Dealing with the first contention of the appellants that first contention of the appellants that a civil suit between the parties relating to the land in question is pending before the civil court and, as such, it was not open to the Writ Court to record a finding the bench observed that mutation entries are only fiscal in nature and these do not confer any title in respect of the property to which they relate nor do these entries extinguish right of a party in respect of the said property.
"The title to an immovable property is to be established by the disputants before a civil court and not in mutation proceedings. The mutation is attested only in order to enable the Government to recover revenue from the person in whose favour the same is attested.

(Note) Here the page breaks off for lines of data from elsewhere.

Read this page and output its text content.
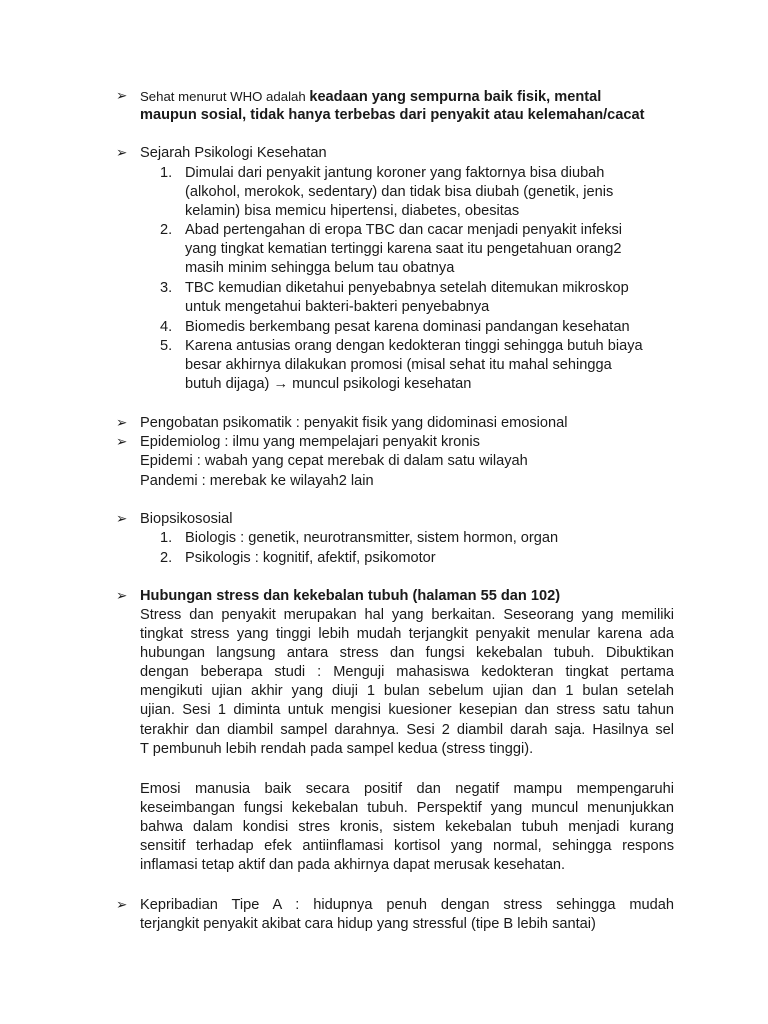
➢ Sehat menurut WHO adalah keadaan yang sempurna baik fisik, mental
maupun sosial, tidak hanya terbebas dari penyakit atau kelemahan/cacat
➢ Sejarah Psikologi Kesehatan
1. Dimulai dari penyakit jantung koroner yang faktornya bisa diubah
(alkohol, merokok, sedentary) dan tidak bisa diubah (genetik, jenis
kelamin) bisa memicu hipertensi, diabetes, obesitas
2. Abad pertengahan di eropa TBC dan cacar menjadi penyakit infeksi
yang tingkat kematian tertinggi karena saat itu pengetahuan orang2
masih minim sehingga belum tau obatnya
3. TBC kemudian diketahui penyebabnya setelah ditemukan mikroskop
untuk mengetahui bakteri-bakteri penyebabnya
4. Biomedis berkembang pesat karena dominasi pandangan kesehatan
5. Karena antusias orang dengan kedokteran tinggi sehingga butuh biaya
besar akhirnya dilakukan promosi (misal sehat itu mahal sehingga
butuh dijaga) → muncul psikologi kesehatan
➢ Pengobatan psikomatik : penyakit fisik yang didominasi emosional
➢ Epidemiolog : ilmu yang mempelajari penyakit kronis
Epidemi : wabah yang cepat merebak di dalam satu wilayah
Pandemi : merebak ke wilayah2 lain
➢ Biopsikososial
1. Biologis : genetik, neurotransmitter, sistem hormon, organ
2. Psikologis : kognitif, afektif, psikomotor
➢ Hubungan stress dan kekebalan tubuh (halaman 55 dan 102)
Stress dan penyakit merupakan hal yang berkaitan. Seseorang yang memiliki
tingkat stress yang tinggi lebih mudah terjangkit penyakit menular karena ada
hubungan langsung antara stress dan fungsi kekebalan tubuh. Dibuktikan
dengan beberapa studi : Menguji mahasiswa kedokteran tingkat pertama
mengikuti ujian akhir yang diuji 1 bulan sebelum ujian dan 1 bulan setelah
ujian. Sesi 1 diminta untuk mengisi kuesioner kesepian dan stress satu tahun
terakhir dan diambil sampel darahnya. Sesi 2 diambil darah saja. Hasilnya sel
T pembunuh lebih rendah pada sampel kedua (stress tinggi).
Emosi manusia baik secara positif dan negatif mampu mempengaruhi
keseimbangan fungsi kekebalan tubuh. Perspektif yang muncul menunjukkan
bahwa dalam kondisi stres kronis, sistem kekebalan tubuh menjadi kurang
sensitif terhadap efek antiinflamasi kortisol yang normal, sehingga respons
inflamasi tetap aktif dan pada akhirnya dapat merusak kesehatan.
➢ Kepribadian Tipe A : hidupnya penuh dengan stress sehingga mudah
terjangkit penyakit akibat cara hidup yang stressful (tipe B lebih santai)
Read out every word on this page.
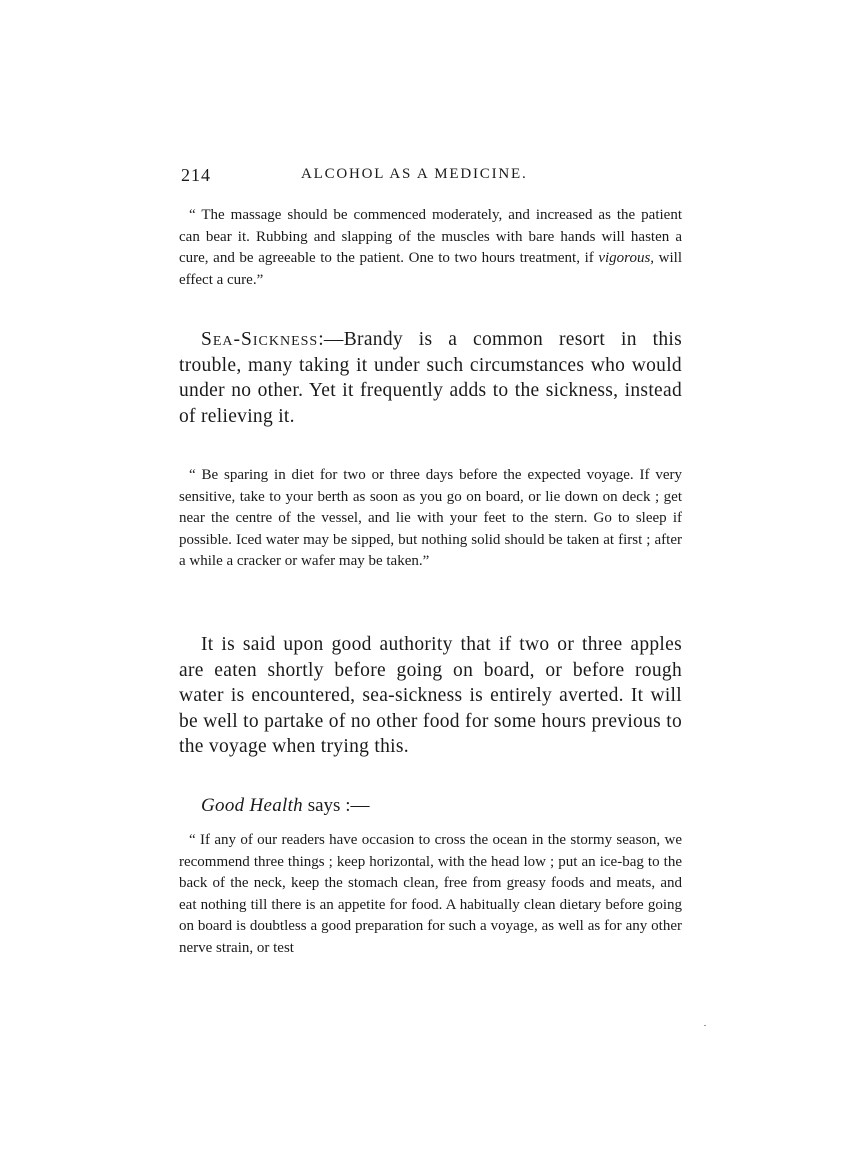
214	ALCOHOL AS A MEDICINE.

“ The massage should be commenced moderately, and increased as the patient can bear it. Rubbing and slapping of the muscles with bare hands will hasten a cure, and be agreeable to the patient. One to two hours treatment, if vigorous, will effect a cure.”

Sea-Sickness:—Brandy is a common resort in this trouble, many taking it under such circumstances who would under no other. Yet it frequently adds to the sickness, instead of relieving it.

“ Be sparing in diet for two or three days before the expected voyage. If very sensitive, take to your berth as soon as you go on board, or lie down on deck ; get near the centre of the vessel, and lie with your feet to the stern. Go to sleep if possible. Iced water may be sipped, but nothing solid should be taken at first ; after a while a cracker or wafer may be taken.”

It is said upon good authority that if two or three apples are eaten shortly before going on board, or before rough water is encountered, sea-sickness is entirely averted. It will be well to partake of no other food for some hours previous to the voyage when trying this.

Good Health says :—

“ If any of our readers have occasion to cross the ocean in the stormy season, we recommend three things ; keep horizontal, with the head low ; put an ice-bag to the back of the neck, keep the stomach clean, free from greasy foods and meats, and eat nothing till there is an appetite for food. A habitually clean dietary before going on board is doubtless a good preparation for such a voyage, as well as for any other nerve strain, or test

These entries are always subject to the decree of a civil court of competent jurisdiction", the bench underscored.
Dealing with the other contention of the appellant that nothing in Standing Order 23-A prohibits attestation of mutation on the basis of an oral gift, the bench answered that it is true that in terms of the provisions contained in Standing Order 23-A, mutation can be attested on the basis of a gift which may include even an oral gift but in the instant case, it is the claim of the appellants that the writ petitioner had purchased the land by paying sale consideration to respondent No.2 and the oral gift was made by respondent No.2 only as a cloak.
"In other words, the appellants admit that it was a transaction of sale and not an oral gift. Transfer of immovable property by any mode other than the one recognized by Transfer of Property Act cannot be termed as legal. As per Section 54 of the Transfer of Property Act, transfer of immovable property by sale can be effected only by execution of a registered instrument",said the court.
After getting a firm grip on the factual matrix bench maintained that the mutations attested in favour of the writ petitioner are in violation of Para 104 of Standing Order 23-A and it was for this reason that the Writ Court has observed that the alienation of land in the manner claimed by the writ petition is not permissible in law.
For the foregoing reasons, the bench declined to interfere in the impugned judgment passed by the Writ Court and accordingly dismissed the plea.
Case Title : Mst Mugli Begum & Ors vs Financial Commissioner & Anr.